The president on Monday had refused to step down but said was ready to hand over the government to the party that proves to hold 113 seats in Parliament.

Also Read: Sri Lankan President sacks Finance Minister Basil Rajapaksa; invites opposition to join unity Cabinet

Even as the country’s economic-political crisis continues to escalate, here’s taking a look at some of the crucial factors that played the recipe of this disaster:

Shortage of foreign reserves

The alleged economic mismanagement of successive governments has depleted 70 percent of Sri Lanka’s foreign reserves with only $2.31 billion left with debt repayment of over $4 billion. Sri Lanka’s high dependency on imports for essential items like sugar, pulses, and cereals adds fuel to the economic meltdown as the island nation lacks foreign reserves to pay for its import bills. Rajapaksa recently said that Sri Lanka could face a trade deficit of $10 billion this year.

The pandemic effect

The island nation's huge dependence on tourism and foreign remittances was sapped by the COVID-19 pandemic that set the pretext for the current crisis. Tourism, which accounts for over 10 percent of the Sri Lankan GDP, was hurt after it lost visitors from three key countries: India, Russia and the UK.

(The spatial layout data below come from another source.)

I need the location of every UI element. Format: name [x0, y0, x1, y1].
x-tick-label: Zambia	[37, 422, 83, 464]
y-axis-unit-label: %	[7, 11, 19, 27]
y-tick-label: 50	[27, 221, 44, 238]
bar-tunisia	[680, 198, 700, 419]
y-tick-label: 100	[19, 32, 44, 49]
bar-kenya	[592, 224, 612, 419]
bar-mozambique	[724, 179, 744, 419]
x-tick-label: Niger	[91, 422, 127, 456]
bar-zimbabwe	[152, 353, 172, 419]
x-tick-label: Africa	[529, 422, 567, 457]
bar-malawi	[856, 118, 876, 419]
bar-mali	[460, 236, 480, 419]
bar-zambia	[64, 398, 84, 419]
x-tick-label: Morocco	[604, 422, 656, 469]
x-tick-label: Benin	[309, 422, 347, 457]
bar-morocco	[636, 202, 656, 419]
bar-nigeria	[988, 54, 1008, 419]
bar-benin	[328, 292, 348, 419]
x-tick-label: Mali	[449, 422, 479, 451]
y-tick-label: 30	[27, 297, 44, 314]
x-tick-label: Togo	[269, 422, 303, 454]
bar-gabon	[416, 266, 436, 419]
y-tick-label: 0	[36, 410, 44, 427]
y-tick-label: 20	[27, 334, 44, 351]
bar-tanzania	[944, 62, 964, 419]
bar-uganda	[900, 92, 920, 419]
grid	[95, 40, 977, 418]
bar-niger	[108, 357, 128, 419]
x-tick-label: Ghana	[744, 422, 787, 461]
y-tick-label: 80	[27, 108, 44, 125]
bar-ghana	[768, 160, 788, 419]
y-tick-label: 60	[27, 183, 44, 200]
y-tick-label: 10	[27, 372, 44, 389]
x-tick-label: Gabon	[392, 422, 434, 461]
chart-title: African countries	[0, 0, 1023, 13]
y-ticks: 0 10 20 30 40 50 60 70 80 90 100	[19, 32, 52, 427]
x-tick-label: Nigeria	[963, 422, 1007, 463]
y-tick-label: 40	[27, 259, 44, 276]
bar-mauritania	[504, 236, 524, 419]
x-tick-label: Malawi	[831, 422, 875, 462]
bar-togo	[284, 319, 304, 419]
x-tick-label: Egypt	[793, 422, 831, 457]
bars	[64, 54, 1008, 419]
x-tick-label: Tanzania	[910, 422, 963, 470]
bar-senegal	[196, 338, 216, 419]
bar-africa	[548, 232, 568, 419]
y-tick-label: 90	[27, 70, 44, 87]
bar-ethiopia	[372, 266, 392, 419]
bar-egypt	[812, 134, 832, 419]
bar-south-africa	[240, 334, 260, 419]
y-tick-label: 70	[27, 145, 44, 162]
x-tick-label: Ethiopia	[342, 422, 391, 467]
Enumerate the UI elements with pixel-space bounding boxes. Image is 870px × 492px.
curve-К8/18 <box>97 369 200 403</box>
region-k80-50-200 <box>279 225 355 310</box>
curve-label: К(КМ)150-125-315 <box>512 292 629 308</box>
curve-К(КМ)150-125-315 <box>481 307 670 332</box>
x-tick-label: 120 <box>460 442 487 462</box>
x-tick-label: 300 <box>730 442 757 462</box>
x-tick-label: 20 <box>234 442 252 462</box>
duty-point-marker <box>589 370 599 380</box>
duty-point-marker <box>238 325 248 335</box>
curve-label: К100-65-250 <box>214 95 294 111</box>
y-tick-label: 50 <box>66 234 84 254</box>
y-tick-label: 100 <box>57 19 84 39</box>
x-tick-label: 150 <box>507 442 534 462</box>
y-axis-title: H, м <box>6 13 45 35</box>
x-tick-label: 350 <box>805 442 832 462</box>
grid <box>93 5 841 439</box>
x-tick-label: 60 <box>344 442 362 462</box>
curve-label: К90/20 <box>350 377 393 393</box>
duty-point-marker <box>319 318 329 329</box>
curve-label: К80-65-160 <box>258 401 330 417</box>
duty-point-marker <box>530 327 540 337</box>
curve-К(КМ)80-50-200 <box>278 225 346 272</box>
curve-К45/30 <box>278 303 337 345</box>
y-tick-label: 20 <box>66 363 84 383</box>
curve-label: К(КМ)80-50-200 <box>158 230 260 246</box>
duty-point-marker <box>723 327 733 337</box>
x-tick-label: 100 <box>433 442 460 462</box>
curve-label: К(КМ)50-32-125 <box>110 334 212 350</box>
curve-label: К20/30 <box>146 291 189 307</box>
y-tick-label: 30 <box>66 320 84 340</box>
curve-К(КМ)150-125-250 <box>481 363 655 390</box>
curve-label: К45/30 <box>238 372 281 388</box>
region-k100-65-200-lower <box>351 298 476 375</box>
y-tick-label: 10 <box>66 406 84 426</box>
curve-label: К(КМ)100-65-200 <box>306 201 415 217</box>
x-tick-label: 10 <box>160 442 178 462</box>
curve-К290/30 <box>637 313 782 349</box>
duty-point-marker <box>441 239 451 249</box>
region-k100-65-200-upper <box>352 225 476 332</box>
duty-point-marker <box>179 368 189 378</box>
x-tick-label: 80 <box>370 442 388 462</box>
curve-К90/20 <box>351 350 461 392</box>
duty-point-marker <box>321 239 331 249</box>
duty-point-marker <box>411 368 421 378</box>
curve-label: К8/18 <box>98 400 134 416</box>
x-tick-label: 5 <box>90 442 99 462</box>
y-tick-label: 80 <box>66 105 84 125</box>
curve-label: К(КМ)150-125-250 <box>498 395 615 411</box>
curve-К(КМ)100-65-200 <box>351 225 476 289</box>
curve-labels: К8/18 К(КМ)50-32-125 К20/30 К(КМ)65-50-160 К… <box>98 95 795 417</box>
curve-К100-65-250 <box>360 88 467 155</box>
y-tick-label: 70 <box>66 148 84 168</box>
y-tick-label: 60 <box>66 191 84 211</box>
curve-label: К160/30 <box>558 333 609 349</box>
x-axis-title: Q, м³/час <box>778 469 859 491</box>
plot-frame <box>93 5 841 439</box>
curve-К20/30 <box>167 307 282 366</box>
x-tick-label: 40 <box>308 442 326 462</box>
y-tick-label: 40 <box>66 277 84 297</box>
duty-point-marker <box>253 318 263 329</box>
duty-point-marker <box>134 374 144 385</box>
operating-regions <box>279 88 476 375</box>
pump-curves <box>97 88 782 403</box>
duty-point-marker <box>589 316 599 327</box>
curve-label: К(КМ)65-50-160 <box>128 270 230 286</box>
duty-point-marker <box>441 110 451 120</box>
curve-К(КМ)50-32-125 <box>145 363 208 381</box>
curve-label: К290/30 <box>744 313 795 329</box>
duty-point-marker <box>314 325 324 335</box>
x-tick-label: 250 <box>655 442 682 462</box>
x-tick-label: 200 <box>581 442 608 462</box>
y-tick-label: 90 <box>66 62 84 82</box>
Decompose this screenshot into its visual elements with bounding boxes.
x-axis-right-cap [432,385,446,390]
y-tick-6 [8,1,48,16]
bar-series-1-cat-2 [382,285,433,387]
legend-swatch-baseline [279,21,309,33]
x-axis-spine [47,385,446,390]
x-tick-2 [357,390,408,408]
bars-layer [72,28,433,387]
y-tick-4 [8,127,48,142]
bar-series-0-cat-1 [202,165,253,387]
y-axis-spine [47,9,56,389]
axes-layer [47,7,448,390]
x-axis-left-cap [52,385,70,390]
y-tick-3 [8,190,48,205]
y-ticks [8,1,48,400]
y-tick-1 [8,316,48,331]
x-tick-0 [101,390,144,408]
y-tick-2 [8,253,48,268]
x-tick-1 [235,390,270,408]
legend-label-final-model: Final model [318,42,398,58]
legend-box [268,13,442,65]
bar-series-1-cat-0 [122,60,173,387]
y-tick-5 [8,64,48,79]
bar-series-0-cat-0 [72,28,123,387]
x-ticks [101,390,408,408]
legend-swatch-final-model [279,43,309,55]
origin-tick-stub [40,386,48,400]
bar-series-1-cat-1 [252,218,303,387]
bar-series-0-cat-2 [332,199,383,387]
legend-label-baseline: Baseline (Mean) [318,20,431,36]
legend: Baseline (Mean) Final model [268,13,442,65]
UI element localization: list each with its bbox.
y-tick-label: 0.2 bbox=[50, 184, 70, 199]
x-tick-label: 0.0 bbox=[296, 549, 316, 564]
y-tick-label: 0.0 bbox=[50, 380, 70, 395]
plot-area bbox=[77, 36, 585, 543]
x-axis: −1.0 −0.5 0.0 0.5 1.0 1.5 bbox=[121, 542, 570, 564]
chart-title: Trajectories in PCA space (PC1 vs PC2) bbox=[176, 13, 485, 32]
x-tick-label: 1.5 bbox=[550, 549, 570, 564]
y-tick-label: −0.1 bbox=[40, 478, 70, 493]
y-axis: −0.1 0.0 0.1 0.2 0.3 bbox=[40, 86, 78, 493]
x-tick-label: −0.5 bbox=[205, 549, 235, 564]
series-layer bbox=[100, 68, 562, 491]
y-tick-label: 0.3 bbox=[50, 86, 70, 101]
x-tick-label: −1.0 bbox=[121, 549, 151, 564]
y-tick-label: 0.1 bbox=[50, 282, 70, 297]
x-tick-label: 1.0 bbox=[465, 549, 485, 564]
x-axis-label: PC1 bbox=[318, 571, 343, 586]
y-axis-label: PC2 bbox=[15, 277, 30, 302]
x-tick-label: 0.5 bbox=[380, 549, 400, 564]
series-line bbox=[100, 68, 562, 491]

Russia-Ukraine war-induced inflation

The ongoing Russia-Ukraine war resulted in steep price inflation of crude oil, sunflower oil and wheat. Crude oil prices hit a record high in 14 years with prices soaring over $125/barrel at the height of the crisis. India had to step in by supplying 40,000 MT of diesel under a promised $500 million line of credit. India has so far supplied over 2,00,000 MT of fuel in the last 50 days.

Agri sector crisis

The Rajapaksa government's decision to ban all chemical fertilizers last year to make agriculture 100 percent organic severely hit the country's farm production, especially in rice and sugar production forcing the reversal of this decision.

Sharp fall in FDI

The FDI in the country has drastically decreased under the rule of the incumbent President Gotabaya Rajapaksa. According to government data, FDI stood at $548 million in 2020 compared to $793 million and $1.6 billion in 2019 and 2018, respectively.